ROI has a fatal flaw - it assumes that the funds that make up the “I” are endlessly available. And free. In the real world, funds are limited. There’s only so much to go around. Cash comes with a price-tag - what it costs your company to borrow the money. Alternatively, the price of money (“cost of capital” to your CFO) approximates what you could get from investing the funds outside of the company (which you’d presumably do if you didn’t have better investments inside).
Your company’s cost of capital is related to how risky investors think it to loan you money, your bond or credit rating, and the availability of investment capital in the economy. Luckily, we don’t have to be picky about the specific number. Ask your CFO. Or use 10%. It’s not going to be that far off the mark, and it takes into account the reality that investment funds are neither free nor unlimited.
“Economic Value Added,” EVA for short, is a measure of ROI that takes the cost of funds into account.
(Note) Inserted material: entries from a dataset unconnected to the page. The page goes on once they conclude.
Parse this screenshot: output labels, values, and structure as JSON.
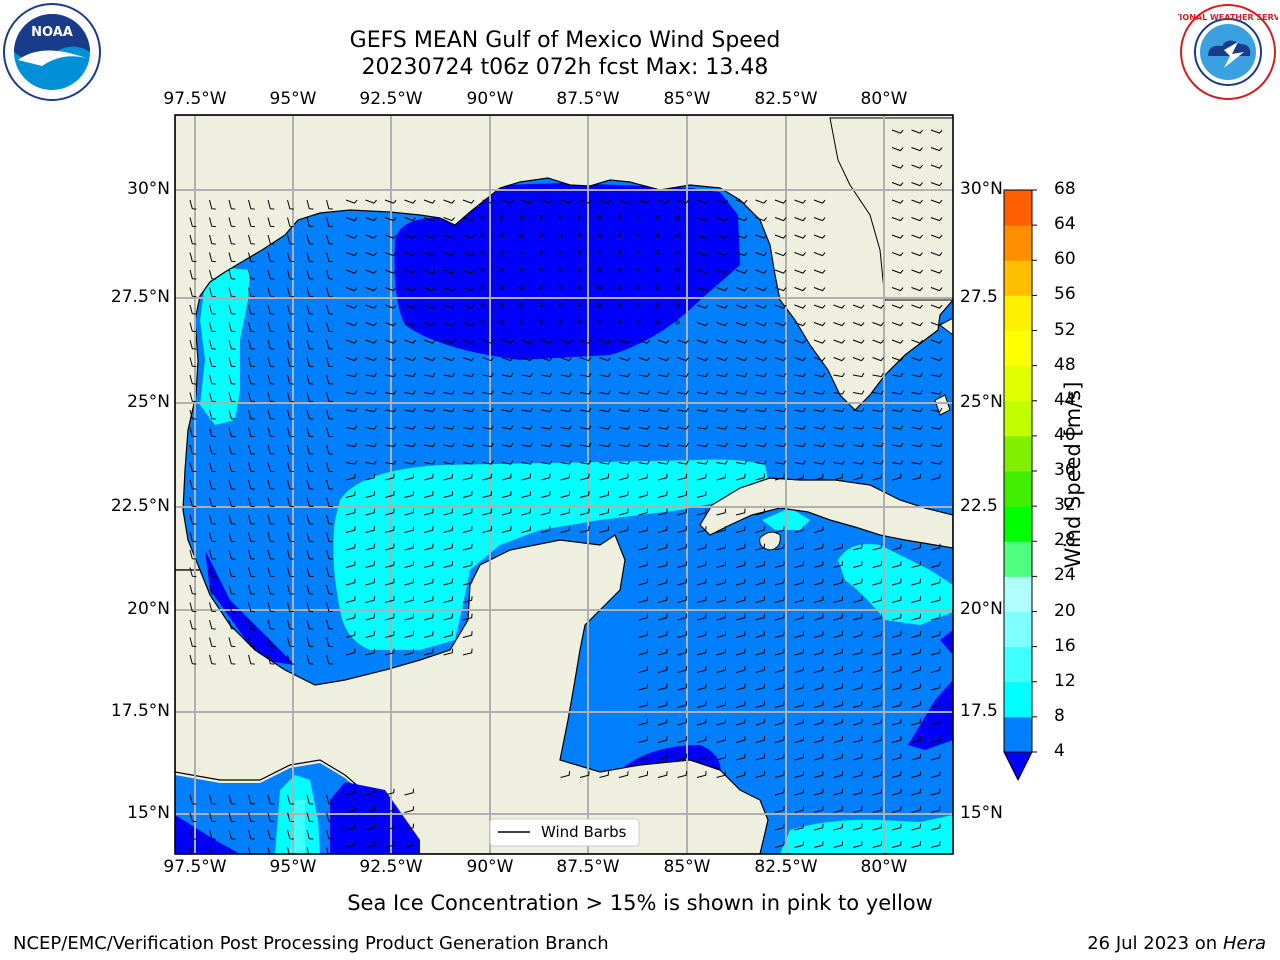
{
  "title": {
    "line1": "GEFS MEAN Gulf of Mexico Wind Speed",
    "line2": "20230724 t06z 072h fcst   Max: 13.48"
  },
  "axes": {
    "top_lon_labels": [
      "97.5°W",
      "95°W",
      "92.5°W",
      "90°W",
      "87.5°W",
      "85°W",
      "82.5°W",
      "80°W"
    ],
    "bottom_lon_labels": [
      "97.5°W",
      "95°W",
      "92.5°W",
      "90°W",
      "87.5°W",
      "85°W",
      "82.5°W",
      "80°W"
    ],
    "left_lat_labels": [
      "30°N",
      "27.5°N",
      "25°N",
      "22.5°N",
      "20°N",
      "17.5°N",
      "15°N"
    ],
    "right_lat_labels": [
      "30°N",
      "27.5",
      "25°N",
      "22.5",
      "20°N",
      "17.5",
      "15°N"
    ],
    "grid": true
  },
  "colorbar": {
    "label": "Wind Speed [m/s]",
    "ticks": [
      "68",
      "64",
      "60",
      "56",
      "52",
      "48",
      "44",
      "40",
      "36",
      "32",
      "28",
      "24",
      "20",
      "16",
      "12",
      "8",
      "4"
    ],
    "colors_bottom_to_top": [
      "#0080ff",
      "#00ffff",
      "#40ffff",
      "#80ffff",
      "#b0ffff",
      "#50ff80",
      "#00ff00",
      "#40ef00",
      "#80ef00",
      "#c0ff00",
      "#e0ff00",
      "#ffff00",
      "#ffef00",
      "#ffbf00",
      "#ff8f00",
      "#ff5f00",
      "#ff2f00",
      "#ff0000"
    ],
    "under_color": "#0000ff"
  },
  "fill_colors": {
    "land": "#efefdf",
    "band_4_8": "#0080ff",
    "band_8_12": "#00ffff",
    "band_12_16": "#40ffff",
    "under_4": "#0000ff"
  },
  "legend": {
    "label": "Wind Barbs"
  },
  "notes": {
    "sea_ice": "Sea Ice Concentration > 15% is shown in pink to yellow"
  },
  "footer": {
    "left": "NCEP/EMC/Verification Post Processing Product Generation Branch",
    "date": "26 Jul 2023 on ",
    "machine": "Hera"
  },
  "logos": {
    "noaa": "NOAA",
    "nws": "NATIONAL WEATHER SERVICE"
  }
}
Unlike ROI, EVA is an amount, not a ratio. This keeps you focused on overall value. You won’t trade off a project with a 2000% ROI that only yields $10,000 in returns against a project with 30% ROI that nets $850,000.
EVA is not difficult to calculate. Assume you’re making the case for a new program that you expect to return $32,000 for your $200,000 investment in its first year. Your ROI would be 32,000/200,000 = 16%.
The EVA for this project deducts the cost of using the $200,000 ( x 10% = $20,000). Your EVA is based on your return less what you must pay for tying up the company’s capital, $32,000 - $20,000 = $12,000. Your EVA ratio is 12,000/200,000 = 6%.